In the presence of Marina Litvinenko, the dead man’s widow, Cary said that after the Russian died on 23 November 2006, shortly after radioactive polonium poisoning was confirmed, the intensive care unit in which he had been treated at University College hospital in London was sealed, and the medical equipment left exactly as it had been at the moment of his death.

The Russian was initially admitted to Barnet and Chase Farm hospital in north London on 3 November, the inquiry heard, and was initially diagnosed with a gastrointestinal infection and treated with antibiotics. The inquiry has previously heard that detectives believe Litvinenko had consumed the poison two days earlier, on 1 November, after drinking tea that had been laced with the toxin.

Within days he had lost his hair and developed pancytopenia, which the pathologist described as “a loss of all the cellular elements in the circulating blood”. A bone marrow biopsy on 16 November showed bone marrow failure, after which he was transferred to the haematology unit at University College hospital in central London.

His liver and kidney function deteriorated, and on 22 November he suffered a cardio-respiratory arrest. The following day he died, following another similar arrest.

Recognising that the testimony might be distressing for Marina Litvinenko, the inquiry chairman, Sir Robert Owen, offered her the option of leaving the court. Her barrister, Ben Emmerson QC, said he had discussed the matter with her and “she wants to be present for all the evidence”.

Reading from his conclusions following the postmortem, Cary said: “From the findings it is apparent that Mr Litvinenko ingested a large quantity of polonium 210 on or around 1 November 2006, largely, if not wholly, by oral ingestion rather than by inhalation. The calculated amount absorbed was far in excess of known survivability limits.”

Separately, Sir Robert Owen, inquiry chairman, was told that Andrej Lugovoi, one of two men whose extradition is sought from Russia over the killing, spoke on Tuesday to Russian media to declare the inquiry a politically motivated “judicial farce” that had been revived by the British government in response to the Ukrainian crisis.

Speaking to an interviewer from Echo of Moscow, Ben Emmerson QC told the court, Lugovoi said: “I don’t have expectations, this is an old story.” The process had been suspended when the British Foreign Secretary and home secretary refused to disclose secret materials, he said, “but when the situation in Ukraine had kicked off and the UK’s geographical interests had likely begun to change they had decided to dust off the mothballs and commence these proceedings.

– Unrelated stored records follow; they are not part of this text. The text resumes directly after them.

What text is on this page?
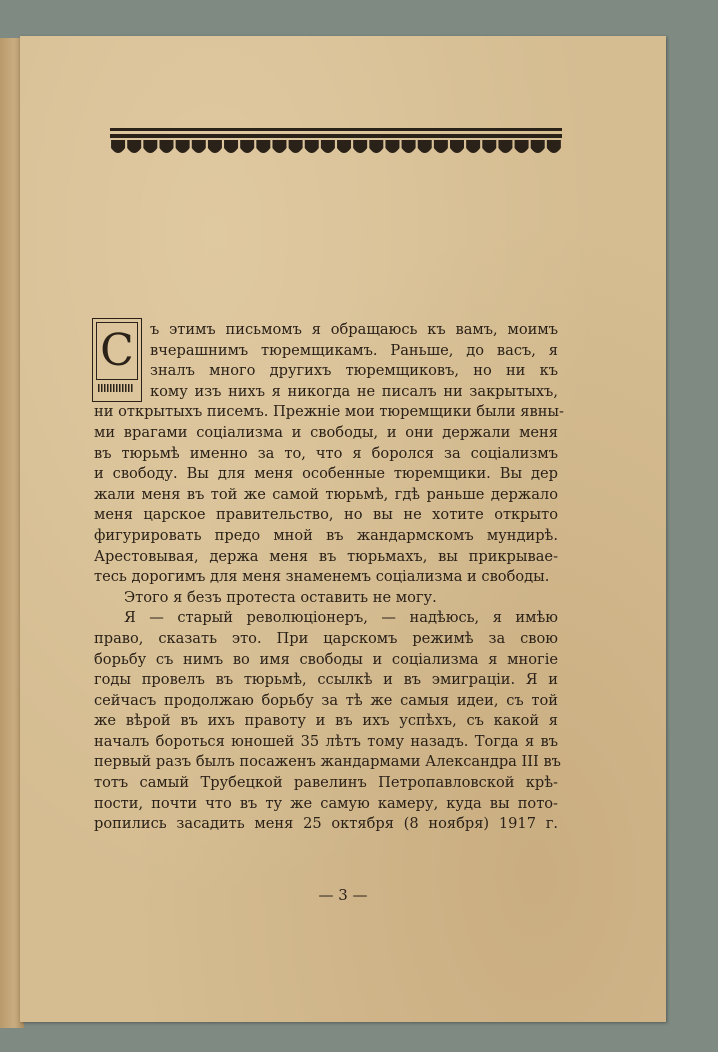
С	ъ этимъ письмомъ я обращаюсь къ вамъ, моимъ
вчерашнимъ тюремщикамъ. Раньше, до васъ, я
зналъ много другихъ тюремщиковъ, но ни къ
кому изъ нихъ я никогда не писалъ ни закрытыхъ,
ни открытыхъ писемъ. Прежніе мои тюремщики были явны-
ми врагами соціализма и свободы, и они держали меня
въ тюрьмѣ именно за то, что я боролся за соціализмъ
и свободу. Вы для меня особенные тюремщики. Вы дер
жали меня въ той же самой тюрьмѣ, гдѣ раньше держало
меня царское правительство, но вы не хотите открыто
фигурировать предо мной въ жандармскомъ мундирѣ.
Арестовывая, держа меня въ тюрьмахъ, вы прикрывае-
тесь дорогимъ для меня знаменемъ соціализма и свободы.
Этого я безъ протеста оставить не могу.
Я — старый революціонеръ, — надѣюсь, я имѣю
право, сказать это. При царскомъ режимѣ за свою
борьбу съ нимъ во имя свободы и соціализма я многіе
годы провелъ въ тюрьмѣ, ссылкѣ и въ эмиграціи. Я и
сейчасъ продолжаю борьбу за тѣ же самыя идеи, съ той
же вѣрой въ ихъ правоту и въ ихъ успѣхъ, съ какой я
началъ бороться юношей 35 лѣтъ тому назадъ. Тогда я въ
первый разъ былъ посаженъ жандармами Александра III въ
тотъ самый Трубецкой равелинъ Петропавловской крѣ-
пости, почти что въ ту же самую камеру, куда вы пото-
ропились засадить меня 25 октября (8 ноября) 1917 г.
— 3 —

“Once the materials have been made secret, I said in 2013 that I would no longer participate in this judicial farce, that’s it.”

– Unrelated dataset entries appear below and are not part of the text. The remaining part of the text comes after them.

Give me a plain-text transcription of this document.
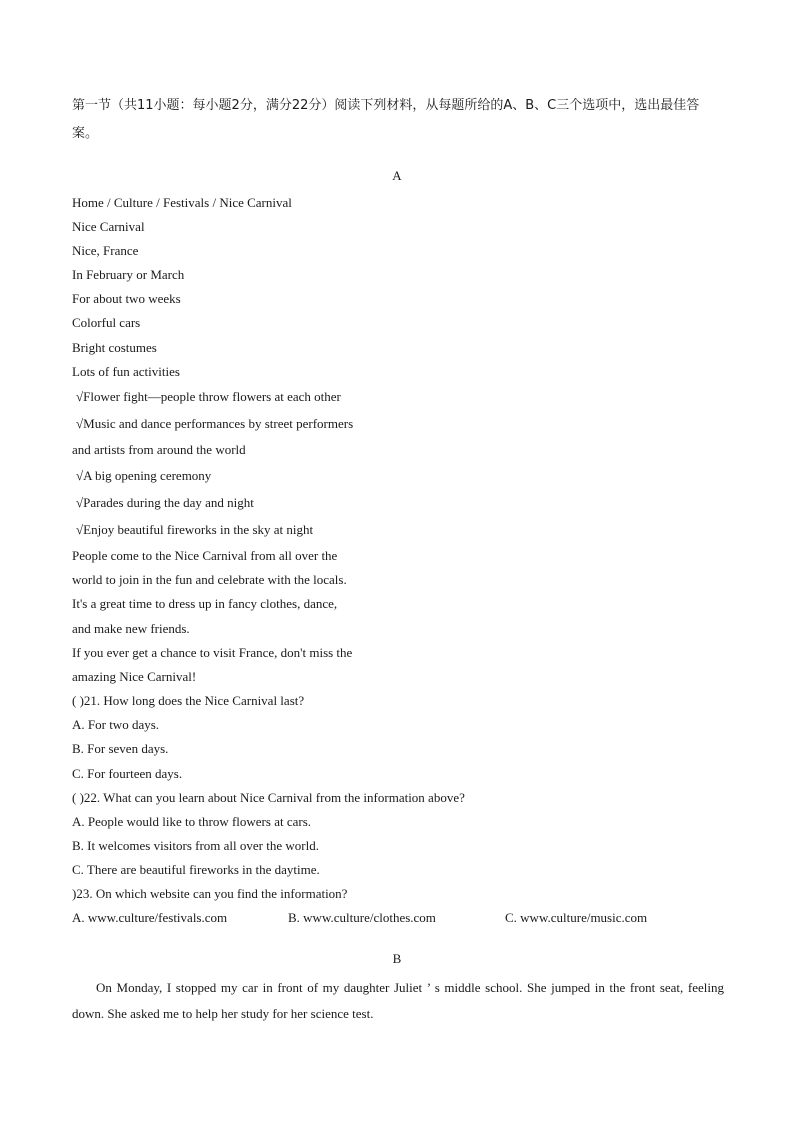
第一节（共11小题：每小题2分，满分22分）阅读下列材料，从每题所给的A、B、C三个选项中，选出最佳答案。
A
Home / Culture / Festivals / Nice Carnival
Nice Carnival
Nice, France
In February or March
For about two weeks
Colorful cars
Bright costumes
Lots of fun activities
√Flower fight—people throw flowers at each other
√Music and dance performances by street performers
and artists from around the world
√A big opening ceremony
√Parades during the day and night
√Enjoy beautiful fireworks in the sky at night
People come to the Nice Carnival from all over the
world to join in the fun and celebrate with the locals.
It's a great time to dress up in fancy clothes, dance,
and make new friends.
If you ever get a chance to visit France, don't miss the
amazing Nice Carnival!
( )21. How long does the Nice Carnival last?
A. For two days.
B. For seven days.
C. For fourteen days.
( )22. What can you learn about Nice Carnival from the information above?
A. People would like to throw flowers at cars.
B. It welcomes visitors from all over the world.
C. There are beautiful fireworks in the daytime.
)23. On which website can you find the information?
A. www.culture/festivals.com	B. www.culture/clothes.com	C. www.culture/music.com
B
On Monday, I stopped my car in front of my daughter Juliet ’ s middle school. She jumped in the front seat, feeling down. She asked me to help her study for her science test.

He was pressed for clarification by the interviewer and said: “What I mean is we want [the killing] to be investigated but we want the inquiry to be objective. Moreover we want the inquiry to take place in Russia.”

In response to the suggestion that the inquiry was politically motivated and had been put in place in response to the Ukraine conflict, Owen told the court that when he formally opened the inquiry on July 31 last year “there had been lengthy discussions as to my terms of reference which had preceded the situation as it evolved in the Ukraine. That is a matter of importance.”

In contrast to Lugovoi’s statement to another journalist that he had not been invited to take part in the inquiry, Emmerson said, the chairman had expressed the hope that both Lugovoi and Dmitry Kovtun, the other prime suspect, would give evidence by video link.

“I was careful to express the hope rather than the expectation,” noted Owen.